Mailing-List: contact dev-help@lucene.apache.org; run by ezmlm
Precedence: bulk
Reply-To: dev@lucene.apache.org
Date: Mon, 19 Nov 2012 11:59:01 +0000 (UTC)
From: "Adrien Grand (JIRA)" <jira@apache.org>
To: dev@lucene.apache.org
Message-ID: <1983825989.2533.1353326341662.JavaMail.jiratomcat@arcas>
Subject: [jira] [Commented] (LUCENE-2221) Micro-benchmarks for ntz and pop
 (BitUtils) operations.
MIME-Version: 1.0
Content-Type: text/plain; charset=utf-8
Content-Transfer-Encoding: 7bit


    [ https://issues.apache.org/jira/browse/LUCENE-2221?page=com.atlassian.jira.plugin.system.issuetabpanels:comment-tabpanel&focusedCommentId=13500182#comment-13500182 ] 

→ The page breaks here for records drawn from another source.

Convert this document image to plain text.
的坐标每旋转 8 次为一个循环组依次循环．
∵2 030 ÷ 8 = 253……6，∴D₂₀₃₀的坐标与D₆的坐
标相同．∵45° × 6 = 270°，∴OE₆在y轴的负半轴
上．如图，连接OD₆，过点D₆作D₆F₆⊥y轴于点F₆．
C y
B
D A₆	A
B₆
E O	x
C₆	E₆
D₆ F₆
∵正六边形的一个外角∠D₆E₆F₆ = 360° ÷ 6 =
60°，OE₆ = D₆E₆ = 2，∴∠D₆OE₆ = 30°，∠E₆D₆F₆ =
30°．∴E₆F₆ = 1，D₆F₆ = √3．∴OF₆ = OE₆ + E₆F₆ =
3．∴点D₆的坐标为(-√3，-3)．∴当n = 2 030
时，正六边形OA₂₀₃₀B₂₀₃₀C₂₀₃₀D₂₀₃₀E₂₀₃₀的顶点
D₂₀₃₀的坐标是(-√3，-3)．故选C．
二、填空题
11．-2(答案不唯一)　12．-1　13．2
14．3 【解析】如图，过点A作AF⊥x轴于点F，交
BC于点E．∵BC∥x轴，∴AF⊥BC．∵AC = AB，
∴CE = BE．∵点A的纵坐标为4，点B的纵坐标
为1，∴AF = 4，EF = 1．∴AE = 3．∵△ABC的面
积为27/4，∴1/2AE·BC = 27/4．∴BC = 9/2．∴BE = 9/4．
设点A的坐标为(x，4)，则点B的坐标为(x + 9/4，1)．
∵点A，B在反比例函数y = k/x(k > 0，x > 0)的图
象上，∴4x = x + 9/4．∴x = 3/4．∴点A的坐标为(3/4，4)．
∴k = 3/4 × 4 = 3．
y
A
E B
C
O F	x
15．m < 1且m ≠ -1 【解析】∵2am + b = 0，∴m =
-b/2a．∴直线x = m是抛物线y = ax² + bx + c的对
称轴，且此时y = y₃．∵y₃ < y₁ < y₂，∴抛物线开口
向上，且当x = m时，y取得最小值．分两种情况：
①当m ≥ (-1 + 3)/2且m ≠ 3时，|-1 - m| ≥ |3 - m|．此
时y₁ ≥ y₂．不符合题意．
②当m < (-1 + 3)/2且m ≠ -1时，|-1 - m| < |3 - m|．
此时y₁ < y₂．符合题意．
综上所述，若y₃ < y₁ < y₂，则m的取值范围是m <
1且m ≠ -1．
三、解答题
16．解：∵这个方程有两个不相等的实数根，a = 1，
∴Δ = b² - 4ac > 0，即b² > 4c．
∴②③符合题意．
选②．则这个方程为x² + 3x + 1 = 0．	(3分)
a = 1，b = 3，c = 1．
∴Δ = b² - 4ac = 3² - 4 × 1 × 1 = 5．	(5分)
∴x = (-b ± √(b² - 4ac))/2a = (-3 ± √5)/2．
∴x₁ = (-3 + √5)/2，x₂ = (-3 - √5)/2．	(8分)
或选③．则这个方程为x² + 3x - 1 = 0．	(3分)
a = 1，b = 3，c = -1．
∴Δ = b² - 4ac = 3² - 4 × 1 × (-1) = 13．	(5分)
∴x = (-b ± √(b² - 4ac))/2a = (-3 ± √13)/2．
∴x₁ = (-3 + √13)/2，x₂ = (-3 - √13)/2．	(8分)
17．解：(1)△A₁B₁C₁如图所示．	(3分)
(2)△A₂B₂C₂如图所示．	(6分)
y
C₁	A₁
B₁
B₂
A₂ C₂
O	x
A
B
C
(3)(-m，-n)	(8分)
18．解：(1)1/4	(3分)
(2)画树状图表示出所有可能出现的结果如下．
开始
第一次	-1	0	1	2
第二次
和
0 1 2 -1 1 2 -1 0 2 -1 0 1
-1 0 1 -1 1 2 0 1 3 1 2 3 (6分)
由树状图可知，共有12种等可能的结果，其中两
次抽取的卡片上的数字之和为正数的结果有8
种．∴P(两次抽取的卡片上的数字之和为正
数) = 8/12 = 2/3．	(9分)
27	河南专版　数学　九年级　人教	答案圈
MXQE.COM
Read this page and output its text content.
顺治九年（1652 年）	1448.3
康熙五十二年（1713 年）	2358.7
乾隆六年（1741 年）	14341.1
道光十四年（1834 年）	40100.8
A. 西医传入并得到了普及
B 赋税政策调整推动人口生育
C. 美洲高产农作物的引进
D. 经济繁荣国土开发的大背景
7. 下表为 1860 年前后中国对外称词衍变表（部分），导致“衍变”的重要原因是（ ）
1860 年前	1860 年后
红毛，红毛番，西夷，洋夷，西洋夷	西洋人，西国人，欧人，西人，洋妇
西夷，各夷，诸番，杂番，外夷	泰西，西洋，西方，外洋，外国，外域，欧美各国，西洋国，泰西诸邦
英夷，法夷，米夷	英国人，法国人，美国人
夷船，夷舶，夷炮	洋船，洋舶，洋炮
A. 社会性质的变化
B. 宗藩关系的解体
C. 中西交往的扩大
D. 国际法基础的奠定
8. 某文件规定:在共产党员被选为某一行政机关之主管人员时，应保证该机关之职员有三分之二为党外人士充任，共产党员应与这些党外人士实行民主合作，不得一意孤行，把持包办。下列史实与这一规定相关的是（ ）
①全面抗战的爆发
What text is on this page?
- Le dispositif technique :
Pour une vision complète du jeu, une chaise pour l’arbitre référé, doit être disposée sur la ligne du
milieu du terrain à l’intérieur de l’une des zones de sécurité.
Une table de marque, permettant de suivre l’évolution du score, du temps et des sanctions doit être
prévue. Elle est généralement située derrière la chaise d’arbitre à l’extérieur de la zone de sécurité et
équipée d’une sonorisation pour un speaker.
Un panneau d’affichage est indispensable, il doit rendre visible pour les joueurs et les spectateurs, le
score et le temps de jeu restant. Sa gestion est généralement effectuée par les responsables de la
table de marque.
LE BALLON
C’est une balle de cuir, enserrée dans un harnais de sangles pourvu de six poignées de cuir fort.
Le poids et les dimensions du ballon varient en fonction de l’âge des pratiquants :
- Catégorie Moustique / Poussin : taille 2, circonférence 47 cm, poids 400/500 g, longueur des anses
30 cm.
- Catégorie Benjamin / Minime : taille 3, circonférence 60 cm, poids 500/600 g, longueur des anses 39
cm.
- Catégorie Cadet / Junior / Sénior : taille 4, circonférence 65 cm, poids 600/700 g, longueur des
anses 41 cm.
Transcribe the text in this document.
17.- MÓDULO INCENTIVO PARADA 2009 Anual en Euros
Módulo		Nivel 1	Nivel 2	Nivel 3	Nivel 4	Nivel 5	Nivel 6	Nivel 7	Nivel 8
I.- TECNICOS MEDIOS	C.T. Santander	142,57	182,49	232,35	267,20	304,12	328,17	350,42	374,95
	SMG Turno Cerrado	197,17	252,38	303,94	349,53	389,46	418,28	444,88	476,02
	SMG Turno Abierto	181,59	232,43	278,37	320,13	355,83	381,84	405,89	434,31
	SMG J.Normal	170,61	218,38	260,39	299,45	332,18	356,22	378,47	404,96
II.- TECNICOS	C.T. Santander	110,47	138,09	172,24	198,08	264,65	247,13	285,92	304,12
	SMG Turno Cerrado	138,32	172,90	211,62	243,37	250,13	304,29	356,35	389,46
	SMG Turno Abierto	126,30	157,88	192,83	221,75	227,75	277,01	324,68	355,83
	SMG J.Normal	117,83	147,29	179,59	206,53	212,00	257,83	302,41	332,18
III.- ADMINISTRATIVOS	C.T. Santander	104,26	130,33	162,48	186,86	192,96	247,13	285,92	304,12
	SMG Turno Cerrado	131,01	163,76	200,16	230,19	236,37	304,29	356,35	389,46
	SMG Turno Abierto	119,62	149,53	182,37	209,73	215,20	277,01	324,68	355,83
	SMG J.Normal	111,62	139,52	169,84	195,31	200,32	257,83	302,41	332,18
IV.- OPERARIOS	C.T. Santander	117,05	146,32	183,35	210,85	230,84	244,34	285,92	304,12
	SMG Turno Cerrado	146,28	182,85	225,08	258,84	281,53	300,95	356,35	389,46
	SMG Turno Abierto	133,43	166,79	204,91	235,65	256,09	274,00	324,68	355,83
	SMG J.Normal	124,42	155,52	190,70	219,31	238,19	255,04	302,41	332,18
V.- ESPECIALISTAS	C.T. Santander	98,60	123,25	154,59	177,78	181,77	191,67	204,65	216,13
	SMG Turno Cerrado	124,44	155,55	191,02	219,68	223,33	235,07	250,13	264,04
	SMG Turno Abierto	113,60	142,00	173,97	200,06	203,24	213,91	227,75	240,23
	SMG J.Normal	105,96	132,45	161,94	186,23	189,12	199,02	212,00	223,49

Adrien Grand commented on LUCENE-2221:
--------------------------------------

Now that we have dropped support for Java 5, maybe it would make sense to make Lucene use the JDK impl of ntz? According to the release notes, the numberOfTrailingZeros method was made an intrinsic in Java 6u18[1] which is nearly 3 years old now, so this sounds like a safe bet?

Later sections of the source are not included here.